Il sistema delle torture
Se agli intellettuali di Cechov, sempre ansiosi di sapere cosa sarebbe avvenuto fra
venti‑quarant'anni, avessero risposto che entro quarant'anni ci sarebbe stata in Russia un'istruttoria
accompagnata da torture, che avrebbero stretto il cranio con un cerchio di ferro, immerso un uomo
in un bagno di acidi, tormentato altri, nudi e legati, con formiche e cimici, cacciato nell'ano una
bacchetta metallica arroventata su un fornello a petrolio (“marchio segreto”), schiacciato lentamente
i testicoli con uno stivale, e, come forma più blanda, suppliziato per settimane con l'insonnia, la
sete, percosso fino a ridurre un uomo a polpa insanguinata, non uno dei drammi cechoviani sarebbe
giunto alla fine, tutti i protagonisti sarebbero finiti in manicomio. E non soltanto i personaggi
cechoviani, ma nessun russo normale dell'inizio del secolo, ivi compresi i membri dei Partito
socialdemocratico dei lavoratori (bolscevichi), avrebbe potuto credere, avrebbe sopportato una tale
calunnia contro il luminoso futuro. (…) tutto questo, nel pieno fiore dei grande secolo ventesimo, in
una società ideata secondo un principio socialista, negli anni quando già volavano gli aerei, erano
apparsi il cinema sonoro e la radio, fu perpetrato non da un unico malvagio, non in un unico luogo
segreto, ma da decine di migliaia di belve umane appositamente addestrate, su milioni di vittime
indifese. Oggi la leggenda scritta e verbale attribuisce esclusivamente all'anno '37 la prassi delle
colpe inventate di sana pianta e delle torture.
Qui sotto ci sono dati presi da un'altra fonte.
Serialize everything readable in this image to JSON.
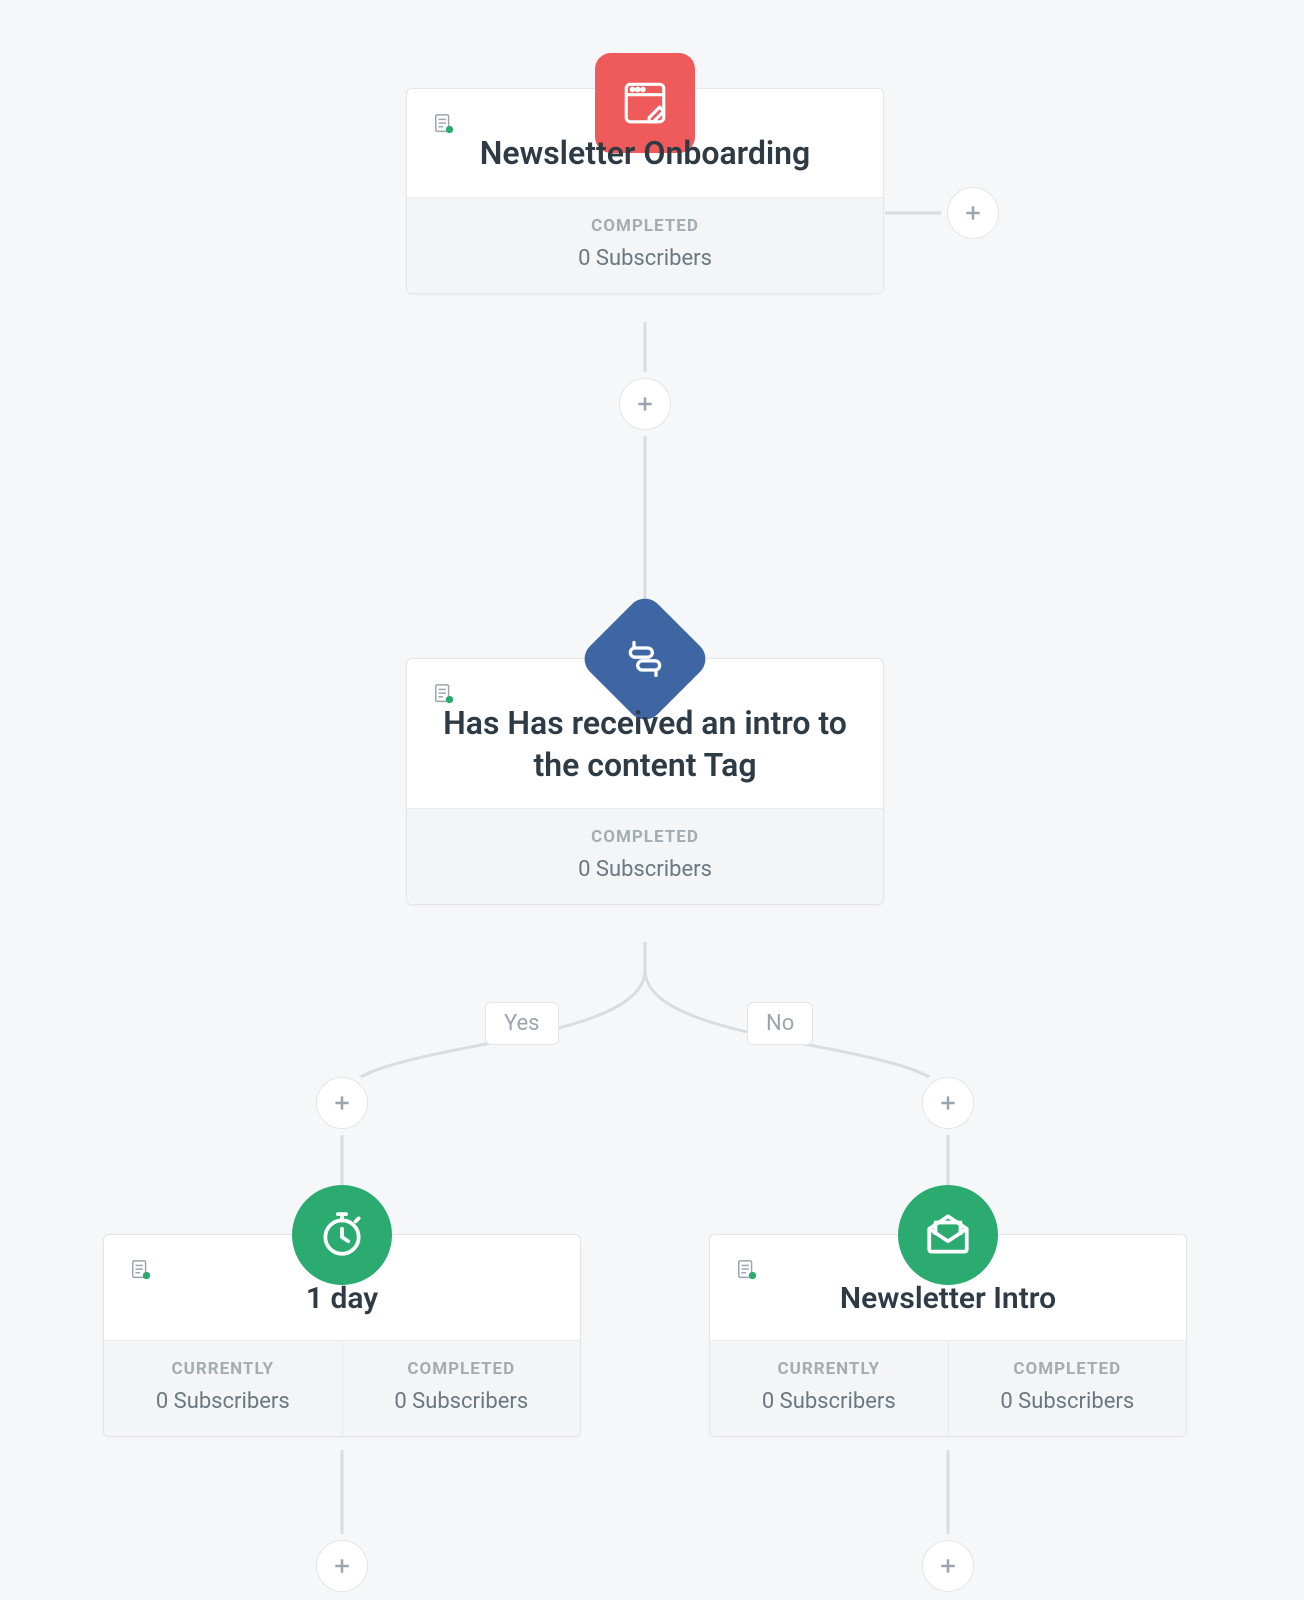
{
  "nodes": {
    "form": {
      "title": "Newsletter Onboarding",
      "stats": [
        {
          "label": "COMPLETED",
          "value": "0 Subscribers"
        }
      ]
    },
    "condition": {
      "title": "Has Has received an intro to the content Tag",
      "stats": [
        {
          "label": "COMPLETED",
          "value": "0 Subscribers"
        }
      ],
      "branches": {
        "yes": "Yes",
        "no": "No"
      }
    },
    "delay": {
      "title": "1 day",
      "stats": [
        {
          "label": "CURRENTLY",
          "value": "0 Subscribers"
        },
        {
          "label": "COMPLETED",
          "value": "0 Subscribers"
        }
      ]
    },
    "email": {
      "title": "Newsletter Intro",
      "stats": [
        {
          "label": "CURRENTLY",
          "value": "0 Subscribers"
        },
        {
          "label": "COMPLETED",
          "value": "0 Subscribers"
        }
      ]
    }
  }
}
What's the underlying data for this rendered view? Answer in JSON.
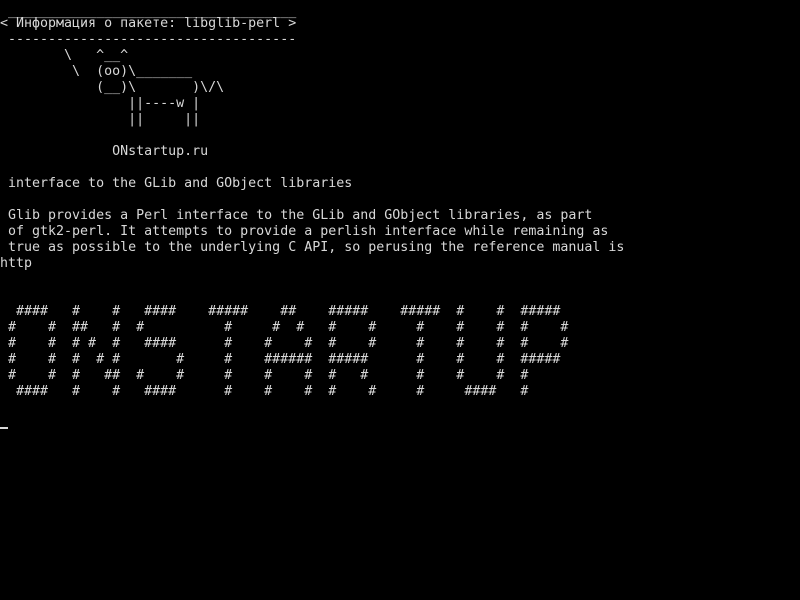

Non è giusto, non è esatto. Nei vari anni e decenni, l'istruttoria basata sull'art. 58 non è QUASI MAI
stata fatta per appurare la verità, ma è consistita soltanto in una inevitabile sporca procedura: la
persona poco prima libera, a volte fiera, sempre impreparata, doveva essere piegata, trascinata
attraverso una stretta conduttura dove i ganci dell'armatura le avrebbero dilaniato i fianchi, dove le
sarebbe mancato il respiro, tanto da costringerla a supplicare di uscirne all'altra estremità, e questa
l'avrebbe gettata fuori come indigeno bell'e pronto dell'Arcipelago, della terra promessa. (Lo
sprovveduto si ostina immancabilmente, crede che esista anche una via di ritorno dalla conduttura.)
È più giusto, parlando del 1938, dire questo: se fino a quell'anno per l'applicazione delle torture era
richiesta qualche formalità, un'autorizzazione per ogni istruttoria (anche se era facile ottenerla), nel
1937‑38, data la situazione d'emergenza (bisognava far passare attraverso l'apparato istruttorio
individuale, entro il breve tempo assegnato, i preventivati milioni di arrivi nell'Arcipelago; se n'era
fatto a meno nel caso delle fiumane di massa, quella dei kulaki e quella dei nazionalisti), le violenze
e le torture furono autorizzate senza porvi limiti e lasciate alla discrezione dei giudici istruttori a
seconda di quanto esigeva la mole di lavoro e il termine fissato. Non vennero specificati nemmeno i
tipi di torture, qualsiasi ingegnosità era ammessa.
Alcune citazioni dal testo
http://www.frasicelebri.it/s-libro/arcipelago-gulag/
“L’ideologia! è lei che offre la giustificazione del male che cerchiamo e la duratura fermezza
occorrente al malvagio. Occorre la teoria sociale che permetta di giustificare di fronte a noi stessi e
gli altri, di ascoltare, non rimproveri, non maledizioni, ma lodi e omaggi.”
“E' lecito eseguire ordini affidando ad altri il peso della propria coscienza?”